A small group of insurance companies have started investing in whole residential mortgages and the entire industry is going to follow their lead, according to a report by a recently assembled team at Ellington Management Group, the $10 billion hedge fund.
“You’re looking at a dramatically different mortgage world out there today which, in the last five years, has really gotten the attention of insurance companies,” said Douglas Dupont, a managing director and the head of insurance strategies at Ellington.
After the financial crisis in 2008, insurance companies effectively abandoned investing in residential mortgages. Poor underwriting by loan originators — the root of the housing collapse — spooked investors away from the asset class. Then, during the decade that followed, interest rates were so low that investments in mortgages often didn’t make sense from a relative-value standpoint.
Today, most insurance companies invest little in whole residential mortgages, generally allocating just 1 percent of their portfolio to the loans. But some outliers have emerged and Ellington expects they are precursors for the insurance industry.

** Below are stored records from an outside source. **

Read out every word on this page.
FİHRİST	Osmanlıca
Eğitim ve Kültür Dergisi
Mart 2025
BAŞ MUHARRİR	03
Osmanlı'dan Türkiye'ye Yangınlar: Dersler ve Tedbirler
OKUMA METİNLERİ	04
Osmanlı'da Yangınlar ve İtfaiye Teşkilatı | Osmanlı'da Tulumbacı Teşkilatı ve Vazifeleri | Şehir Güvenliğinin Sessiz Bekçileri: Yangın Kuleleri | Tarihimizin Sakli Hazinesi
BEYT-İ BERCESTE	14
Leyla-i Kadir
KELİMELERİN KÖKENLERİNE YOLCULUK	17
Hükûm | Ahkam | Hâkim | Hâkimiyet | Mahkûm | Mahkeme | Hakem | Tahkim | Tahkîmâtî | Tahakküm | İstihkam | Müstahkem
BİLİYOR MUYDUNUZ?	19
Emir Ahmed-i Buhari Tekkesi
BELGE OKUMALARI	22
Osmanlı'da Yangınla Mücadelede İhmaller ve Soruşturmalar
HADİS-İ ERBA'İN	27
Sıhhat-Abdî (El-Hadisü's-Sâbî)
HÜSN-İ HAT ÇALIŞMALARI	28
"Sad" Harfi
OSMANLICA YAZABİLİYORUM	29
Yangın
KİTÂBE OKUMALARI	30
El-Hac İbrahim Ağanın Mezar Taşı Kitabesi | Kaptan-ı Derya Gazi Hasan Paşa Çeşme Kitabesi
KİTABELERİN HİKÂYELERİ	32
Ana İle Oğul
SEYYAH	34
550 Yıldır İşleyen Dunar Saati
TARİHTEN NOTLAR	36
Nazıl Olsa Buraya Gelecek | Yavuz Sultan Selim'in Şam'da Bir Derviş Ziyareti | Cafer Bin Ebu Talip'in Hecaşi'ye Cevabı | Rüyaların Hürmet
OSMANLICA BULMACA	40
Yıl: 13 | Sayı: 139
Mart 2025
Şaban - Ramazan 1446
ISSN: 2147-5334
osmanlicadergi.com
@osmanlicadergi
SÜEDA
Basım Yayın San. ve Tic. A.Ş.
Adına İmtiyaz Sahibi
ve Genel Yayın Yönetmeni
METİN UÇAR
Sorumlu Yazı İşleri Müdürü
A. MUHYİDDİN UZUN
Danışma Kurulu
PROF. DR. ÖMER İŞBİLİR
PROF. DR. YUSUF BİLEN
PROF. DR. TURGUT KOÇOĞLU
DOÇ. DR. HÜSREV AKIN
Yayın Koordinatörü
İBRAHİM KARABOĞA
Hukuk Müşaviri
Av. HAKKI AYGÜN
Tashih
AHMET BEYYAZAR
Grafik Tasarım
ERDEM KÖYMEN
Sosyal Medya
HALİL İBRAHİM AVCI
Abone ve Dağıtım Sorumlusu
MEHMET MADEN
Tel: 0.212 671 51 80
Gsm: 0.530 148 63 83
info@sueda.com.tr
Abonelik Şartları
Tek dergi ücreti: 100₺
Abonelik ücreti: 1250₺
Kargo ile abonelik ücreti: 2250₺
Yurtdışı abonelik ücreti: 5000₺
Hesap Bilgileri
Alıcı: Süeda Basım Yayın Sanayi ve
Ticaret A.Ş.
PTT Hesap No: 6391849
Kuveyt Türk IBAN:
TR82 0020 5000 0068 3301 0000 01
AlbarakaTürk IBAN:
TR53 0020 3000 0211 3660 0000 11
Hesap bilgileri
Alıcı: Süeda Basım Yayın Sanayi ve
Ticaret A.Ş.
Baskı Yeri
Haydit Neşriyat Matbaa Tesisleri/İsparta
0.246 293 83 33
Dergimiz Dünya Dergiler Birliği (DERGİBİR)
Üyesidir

Since 2018, five big life insurance companies, including MetLife and AIG, with long histories of investing in and managing whole residential mortgages have been aggressively buying loans from originators. They now account for approximately 75 percent of residential mortgage loans held on insurance company balance sheets over the past five years, or roughly $21 billion, according to Ellington. Meanwhile, a group of private-equity backed insurers developed the ability to manage mortgages and grown their residential loan portfolios from $5 billion in 2018 to over $30 billion in 2022.
Many of those loans were also given to non-qualified borrowers based on characteristics other than income. Private-equity backed insurers have become prominent capital backers of non-qualified residential mortgages — increasing their exposure from less than $1 billion in 2018 to almost $10 billion in 2022 — as traditional banks have become less interested in those borrowers and having those loans on their balance sheets. (The same happened to corporate credit; only about 20 percent is on bank balance sheets today and non-bank lenders have stepped in to serve the market, according to Ellington.) Default rates for non-qualified mortgages have fallen dramatically thanks to better underwriting, Dupont said, and research shows that non-bank loans appear to have lower credit risk relative to comparable loans. “The insurance company bid has become increasingly significant in providing a diversification of capital sources for non-QM, and residential whole loans more broadly,” Ellington explained in a note to clients expected to be published this week.
And there are plenty of mortgages to go around. The residential loan market is massive — the public market is $9.3 trillion and the private market is $3.8 trillion — and more insurance companies are going to turn to the asset class, according to Ellington.
Insurers, with their long-term liabilities, want to take advantage of higher interest rates and are seeking longer-term debt. They also want the diversification benefits that whole residential loans provide. In some asset classes, insurance companies have long had various investment options to get exposure in their portfolios. For example, life insurers are big investors in whole commercial real estate loans, which have informed their investments in the related mortgage-backed securities and collateralized loan obligation markets. Insurers want that flexibility and better informed decision making whenever they can get it. “The same thing is happening in the residential [loan] space,” John Simone, managing Director and head of insurance solutions at Ellington said.
Overall, it’s getting easier for insurance companies to make investments in residential loans, Dupont said. If they can’t originate the loans themselves, insurance companies are turning to asset managers like Ellington and some others, which have bulit platforms to manage the loans and deep analysis of the loan portfolios.
Ellington says it is already benefitting from the trend it’s prediciting.The hedge fund’s group focused on insurers, which Dupont and Simone helped start less than two years ago, has $1.8 billion of funding and commitments.
In the same report, Ellington also said in its report that it expects insurers will invest more in structured products.
“Compared to the overall industry, private equity-backed life insurers have achieved higher returns by increasing their allocations to structured products. Shifting structured products to insurers with stable, long-term capital should dampen price volatility in tail scenarios, as well as fuel demand,” the report said.